Sizing -B2

Posted by Rob Fitzpatrick on 03-Jul-2015 10:32

RHEL 5.6, OE 10.2B07 64-bit

I am having difficulty with tuning -B2 in a customer database.  In the course of investigating and addressing performance issues, I took a maintenance window to make some startup param changes, do some periodic maintenance (dbtool fix SQL width, update SQL stats), and assign objects to the ABP.  In total I assigned 17 tables and their 42 indexes to the ABP (at the object level), along with the schema area (via proutil enableb2).  All tables are in areas with appropriate RPB.

I did my initial sizing exercise mostly with dbanalys data.  Indexes are straightforward; I took block counts from the report.  For tables, I took record data size from the report.  Knowing that this isn't an accurate measure of the size of the blocks that hold these records, I doubled the reported size to give a margin for error.  And for the schema area, I simply took the size of dbname.d1 and divided by DB block size.  I set -B2 to 10,888.

I restarted the DB and its batch clients and did some other maintenance work, like the SQL stats.  I noticed, while in promon R&D 6 11, that there was heavy LRU2 latch activity.  Sure enough, R&D 2 3 showed LRU2 replacement policy enabled.  I thought I must have sized -B2 too small.  So with proutil increaseto I bumped up -B2 from 10,888 to 20,000, thinking that that was *definitely* enough, and I used promon to disable the LRU2 mechanism and zero out the latch counts.  A couple of hours later, the LRU2 mechanism was enabled again, so I doubled -B2 again to 40,000 and manually disabled LRU2 again and zeroed out the latch counts.  Since then, even at 40,000, I have again seen the LRU2 mechanism enabled several times.

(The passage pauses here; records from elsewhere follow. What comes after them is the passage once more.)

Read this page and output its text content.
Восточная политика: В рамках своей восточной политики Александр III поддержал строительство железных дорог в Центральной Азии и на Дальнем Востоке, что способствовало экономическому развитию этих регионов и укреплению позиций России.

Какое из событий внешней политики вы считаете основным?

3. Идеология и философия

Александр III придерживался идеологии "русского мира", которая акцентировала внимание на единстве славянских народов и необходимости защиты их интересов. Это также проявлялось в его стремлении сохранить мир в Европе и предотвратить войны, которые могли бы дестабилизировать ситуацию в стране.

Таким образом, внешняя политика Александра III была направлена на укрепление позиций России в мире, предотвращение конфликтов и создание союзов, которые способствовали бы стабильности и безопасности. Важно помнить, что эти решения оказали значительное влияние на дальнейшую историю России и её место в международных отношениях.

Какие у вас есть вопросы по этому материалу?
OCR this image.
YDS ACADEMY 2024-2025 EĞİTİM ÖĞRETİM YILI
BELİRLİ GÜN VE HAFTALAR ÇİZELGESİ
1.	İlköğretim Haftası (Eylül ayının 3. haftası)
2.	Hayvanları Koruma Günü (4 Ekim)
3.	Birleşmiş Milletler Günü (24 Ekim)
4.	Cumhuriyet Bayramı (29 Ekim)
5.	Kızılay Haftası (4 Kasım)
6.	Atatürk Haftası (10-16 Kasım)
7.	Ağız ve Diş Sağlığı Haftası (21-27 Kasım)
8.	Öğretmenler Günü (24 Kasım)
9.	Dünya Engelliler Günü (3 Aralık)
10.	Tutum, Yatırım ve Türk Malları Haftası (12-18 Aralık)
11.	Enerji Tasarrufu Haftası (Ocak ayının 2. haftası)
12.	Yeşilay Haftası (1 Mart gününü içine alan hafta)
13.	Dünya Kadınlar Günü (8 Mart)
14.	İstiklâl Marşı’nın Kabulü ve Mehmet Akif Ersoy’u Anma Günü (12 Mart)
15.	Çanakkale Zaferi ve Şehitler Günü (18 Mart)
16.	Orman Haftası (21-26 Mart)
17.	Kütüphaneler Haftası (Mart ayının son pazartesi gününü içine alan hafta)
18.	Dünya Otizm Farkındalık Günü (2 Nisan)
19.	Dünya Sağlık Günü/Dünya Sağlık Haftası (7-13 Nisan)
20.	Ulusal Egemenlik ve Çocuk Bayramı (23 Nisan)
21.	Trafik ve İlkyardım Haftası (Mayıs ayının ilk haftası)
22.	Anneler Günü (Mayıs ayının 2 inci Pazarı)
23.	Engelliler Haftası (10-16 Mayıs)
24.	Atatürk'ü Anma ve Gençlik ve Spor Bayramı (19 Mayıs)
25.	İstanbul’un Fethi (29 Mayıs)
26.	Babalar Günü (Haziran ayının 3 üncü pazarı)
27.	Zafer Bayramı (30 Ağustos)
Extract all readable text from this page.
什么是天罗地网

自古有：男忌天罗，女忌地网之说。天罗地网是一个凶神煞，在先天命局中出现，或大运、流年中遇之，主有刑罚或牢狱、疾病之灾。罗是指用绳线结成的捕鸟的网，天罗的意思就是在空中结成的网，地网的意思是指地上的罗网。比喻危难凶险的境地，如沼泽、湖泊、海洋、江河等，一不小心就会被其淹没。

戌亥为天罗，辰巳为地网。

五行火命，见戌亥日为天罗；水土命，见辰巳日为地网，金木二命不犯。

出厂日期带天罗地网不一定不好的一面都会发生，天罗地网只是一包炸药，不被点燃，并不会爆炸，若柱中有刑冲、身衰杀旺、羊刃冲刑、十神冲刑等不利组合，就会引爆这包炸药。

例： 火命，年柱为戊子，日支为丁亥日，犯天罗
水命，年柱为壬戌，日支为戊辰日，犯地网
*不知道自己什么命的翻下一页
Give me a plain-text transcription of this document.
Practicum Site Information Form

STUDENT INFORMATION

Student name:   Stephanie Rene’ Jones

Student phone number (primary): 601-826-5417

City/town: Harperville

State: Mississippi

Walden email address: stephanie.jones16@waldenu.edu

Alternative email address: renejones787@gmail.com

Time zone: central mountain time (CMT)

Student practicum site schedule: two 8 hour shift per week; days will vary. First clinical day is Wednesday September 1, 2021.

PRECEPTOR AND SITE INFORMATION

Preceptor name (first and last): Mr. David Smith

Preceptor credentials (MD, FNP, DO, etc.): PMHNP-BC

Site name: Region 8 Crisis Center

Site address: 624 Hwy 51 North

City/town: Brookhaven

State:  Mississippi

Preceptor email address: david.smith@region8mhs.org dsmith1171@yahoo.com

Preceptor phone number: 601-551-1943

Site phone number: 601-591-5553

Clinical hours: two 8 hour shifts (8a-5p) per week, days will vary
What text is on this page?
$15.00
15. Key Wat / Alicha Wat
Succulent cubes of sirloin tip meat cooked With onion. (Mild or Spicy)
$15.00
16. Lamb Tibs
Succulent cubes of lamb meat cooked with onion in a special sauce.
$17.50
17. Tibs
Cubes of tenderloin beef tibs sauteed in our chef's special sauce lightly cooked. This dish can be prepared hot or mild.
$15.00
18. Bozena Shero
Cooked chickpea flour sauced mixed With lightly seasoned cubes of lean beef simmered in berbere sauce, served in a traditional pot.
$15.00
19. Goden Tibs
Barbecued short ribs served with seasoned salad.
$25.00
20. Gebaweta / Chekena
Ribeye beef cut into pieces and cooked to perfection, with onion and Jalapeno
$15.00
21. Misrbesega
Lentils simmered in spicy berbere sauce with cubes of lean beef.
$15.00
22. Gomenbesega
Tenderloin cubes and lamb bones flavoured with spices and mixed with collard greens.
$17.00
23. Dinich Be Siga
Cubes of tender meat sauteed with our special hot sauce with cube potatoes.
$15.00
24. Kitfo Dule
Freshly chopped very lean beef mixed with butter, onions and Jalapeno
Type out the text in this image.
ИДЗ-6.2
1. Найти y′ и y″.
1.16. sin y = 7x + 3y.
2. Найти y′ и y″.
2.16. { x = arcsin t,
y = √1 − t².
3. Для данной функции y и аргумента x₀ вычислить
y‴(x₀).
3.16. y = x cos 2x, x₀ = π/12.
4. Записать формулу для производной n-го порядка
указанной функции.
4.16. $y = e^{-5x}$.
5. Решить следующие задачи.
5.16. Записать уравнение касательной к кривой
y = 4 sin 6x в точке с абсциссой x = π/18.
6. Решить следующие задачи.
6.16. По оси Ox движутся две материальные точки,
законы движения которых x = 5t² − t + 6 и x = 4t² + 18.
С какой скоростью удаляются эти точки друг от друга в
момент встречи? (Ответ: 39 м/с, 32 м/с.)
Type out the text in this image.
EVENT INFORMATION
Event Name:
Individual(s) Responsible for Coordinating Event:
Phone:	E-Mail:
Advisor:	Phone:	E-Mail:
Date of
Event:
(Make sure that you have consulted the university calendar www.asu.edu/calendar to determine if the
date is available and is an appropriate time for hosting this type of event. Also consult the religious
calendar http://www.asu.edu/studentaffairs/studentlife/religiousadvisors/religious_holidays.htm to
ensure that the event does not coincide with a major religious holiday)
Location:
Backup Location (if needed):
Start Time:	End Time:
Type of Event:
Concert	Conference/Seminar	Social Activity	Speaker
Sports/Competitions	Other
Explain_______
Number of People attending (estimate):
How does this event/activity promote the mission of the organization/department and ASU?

I can't understand why this is happening.  Sure, I could be off somewhat on my rough estimate of space needed for RM blocks.  But I didn't think I could be off by a factor of 8.

I decided I needed a better way of calculating table size in blocks.  (As an aside, I would *really* like to have dbanalys/tabanalys report table sizes in blocks, for Type II areas.)  I thought of two ways to measure blocks needed for tables.  One is to do a FOR EACH on each ABP-assigned table and count the unique dbkeys.  The second is to take a backup of the DB, restore it to a new location, start that DB with a large -B2 and do FOR EACH on each of those tables and look at the ABP OS reads.

The first approach (counting dbkeys) gave me a grand total of 3,964 blocks for all 17 tables.  From dbanalys, I have 2,207 blocks of index data.  And based on the 17 MB size of my schema area, if is 2096 blocks in size, for a total of 8,267 blocks.  The second method (restore backup, set large -B2, look at OS reads) gave me a similar measure of 4,237 blocks for table data, meaning a total of 8,540 for -B2.  That's a larger discrepancy than I can explain, but in either case the original -B2 setting of 10,888 should have been enough, let alone 20,000 or 40,000.  For the latter method, I did run viewb2 reports against both DBs and diff them to ensure they had the same ABP assignments.

These tables aren't absolutely static.  There is some CUD activity on some of them, but even the highest numbers of creates are low; about 20-30 records created per day, with record sizes of about 50-100 bytes.  All of the assigned indexes belong to assigned tables; there are no indexes of large, fast-growing tables in the ABP.

So I'm open to suggestions.  Am I missing something obvious?  Is there a known ABP bug in 10.2B07?  Also, for those who may question the version, I'm planning to install SP08 in the short term (a month or so), and the client has begun an upgrade project, to move to our latest application version on 11.4.  That should go live in about October.

All Replies

Posted by TheMadDBA on 03-Jul-2015 11:54

Hard to say without seeing all of the information myself but here a few things to consider...

- Are there any LOB columns for those tables?

- If you make the B2 huge on the restored copy and run a dbanalys how many blocks show up used in B2?

What do the promon screens show for the alternate buffer pool?

Posted by Rob Fitzpatrick on 03-Jul-2015 12:24

Thanks for the input.

> - Are there any LOB columns for those tables?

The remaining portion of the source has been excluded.